Title: The geometry of high-dimensional phase diagrams: III. Engineering relative stability in four dimensions

Abstract: Designing thermodynamic conditions to improve (or reduce) the stability of a target material is a key task in materials engineering. For example, during materials synthesis one aims to enhance the stability of a target phase relative to its precursors or competing byproduct phases. If an undesired phase forms in experiment, one aims to destabilize the undesired phase by dissolution or corrosion. When multiple thermodynamic knobs are available to engineer relative stability, it can be difficult to navigate the corresponding high-dimensional phase diagram to identify optimal pathways to promote or destabilize a target phase. We propose that instead of mapping the absolute phase boundaries of a target material, we can invoke a generalized Clausius-Clapeyron relation, which provides a 'compass' to point out which directions on a high-dimensional phase diagram are best to stabilize or destabilize a target phase.
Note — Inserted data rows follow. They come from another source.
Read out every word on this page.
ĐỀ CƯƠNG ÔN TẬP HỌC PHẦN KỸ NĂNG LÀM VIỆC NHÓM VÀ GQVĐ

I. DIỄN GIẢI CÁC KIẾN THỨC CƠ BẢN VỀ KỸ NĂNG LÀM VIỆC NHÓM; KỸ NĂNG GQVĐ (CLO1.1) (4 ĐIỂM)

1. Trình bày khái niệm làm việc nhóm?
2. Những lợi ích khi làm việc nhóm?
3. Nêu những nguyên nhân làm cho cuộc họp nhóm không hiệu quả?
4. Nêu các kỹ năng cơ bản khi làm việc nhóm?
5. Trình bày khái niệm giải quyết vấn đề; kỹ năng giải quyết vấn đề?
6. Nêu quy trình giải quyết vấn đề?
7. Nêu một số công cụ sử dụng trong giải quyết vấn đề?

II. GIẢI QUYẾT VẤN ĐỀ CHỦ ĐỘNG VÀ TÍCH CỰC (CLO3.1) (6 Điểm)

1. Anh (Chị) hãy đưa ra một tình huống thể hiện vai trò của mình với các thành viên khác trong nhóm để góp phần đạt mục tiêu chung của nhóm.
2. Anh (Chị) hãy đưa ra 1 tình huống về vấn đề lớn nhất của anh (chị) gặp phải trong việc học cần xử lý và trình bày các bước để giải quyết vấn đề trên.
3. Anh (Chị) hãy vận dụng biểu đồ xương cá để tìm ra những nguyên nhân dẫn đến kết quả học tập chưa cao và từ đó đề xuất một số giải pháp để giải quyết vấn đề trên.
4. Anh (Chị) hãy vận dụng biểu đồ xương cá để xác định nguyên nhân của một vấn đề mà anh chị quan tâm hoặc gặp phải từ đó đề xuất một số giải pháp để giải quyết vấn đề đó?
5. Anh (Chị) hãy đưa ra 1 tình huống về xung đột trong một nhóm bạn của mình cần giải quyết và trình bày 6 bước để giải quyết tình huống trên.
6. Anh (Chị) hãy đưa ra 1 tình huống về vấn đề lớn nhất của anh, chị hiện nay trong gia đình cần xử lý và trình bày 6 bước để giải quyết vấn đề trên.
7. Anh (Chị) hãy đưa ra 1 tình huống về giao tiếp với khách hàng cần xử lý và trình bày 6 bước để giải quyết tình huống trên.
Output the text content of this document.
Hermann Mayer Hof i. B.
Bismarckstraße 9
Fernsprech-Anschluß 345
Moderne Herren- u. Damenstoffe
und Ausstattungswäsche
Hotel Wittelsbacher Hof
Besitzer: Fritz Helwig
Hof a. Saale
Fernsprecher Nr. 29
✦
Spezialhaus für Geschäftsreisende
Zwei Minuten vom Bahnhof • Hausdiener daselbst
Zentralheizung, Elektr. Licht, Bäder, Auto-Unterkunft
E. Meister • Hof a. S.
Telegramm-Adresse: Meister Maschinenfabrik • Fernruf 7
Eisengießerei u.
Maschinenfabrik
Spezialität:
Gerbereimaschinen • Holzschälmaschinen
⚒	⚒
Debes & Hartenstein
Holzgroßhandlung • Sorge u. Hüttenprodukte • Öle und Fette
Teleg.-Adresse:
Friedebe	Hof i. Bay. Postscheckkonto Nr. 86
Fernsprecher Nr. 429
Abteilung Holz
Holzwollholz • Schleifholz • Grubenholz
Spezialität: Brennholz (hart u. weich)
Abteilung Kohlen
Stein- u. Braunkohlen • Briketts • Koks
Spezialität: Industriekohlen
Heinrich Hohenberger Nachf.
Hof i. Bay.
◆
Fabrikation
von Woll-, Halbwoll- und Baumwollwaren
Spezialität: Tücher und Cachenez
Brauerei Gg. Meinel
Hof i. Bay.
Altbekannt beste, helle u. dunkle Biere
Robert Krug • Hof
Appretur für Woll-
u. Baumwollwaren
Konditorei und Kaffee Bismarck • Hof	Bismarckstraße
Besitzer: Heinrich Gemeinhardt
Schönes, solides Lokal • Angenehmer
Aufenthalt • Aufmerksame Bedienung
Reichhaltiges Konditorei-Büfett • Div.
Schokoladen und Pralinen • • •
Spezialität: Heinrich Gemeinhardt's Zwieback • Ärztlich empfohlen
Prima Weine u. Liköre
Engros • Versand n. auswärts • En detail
Phase boundaries on high-dimensional phase diagrams are also high-dimensional objects, and can represent phase coexistence between numerous phases simultaneously. On a 2D temperature-pressure phase diagram, phase boundaries are 1D lines separating two phases, with a slope given by the Clausius-Clapeyron relation, dP/dT = {\Delta}S/{\Delta}V. Here, we derive a parametric form of the Clausius-Clapeyron relation that readily scales to high-dimensional phase boundaries. The gradient of a phase boundary guides us on how to increase or decrease the relative stability of a target compound, meaning this generalized Clausius-Clapeyron relation enables us to engineer relative stability with respect to multiple thermodynamic conditions simultaneously. Using this approach, we analyze the acid stability of manganese oxide catalysts on a 4-dimensional Pourbaix diagram with axes of pH, redox potential, nanoparticle size, and aqueous [K+] ion concentration.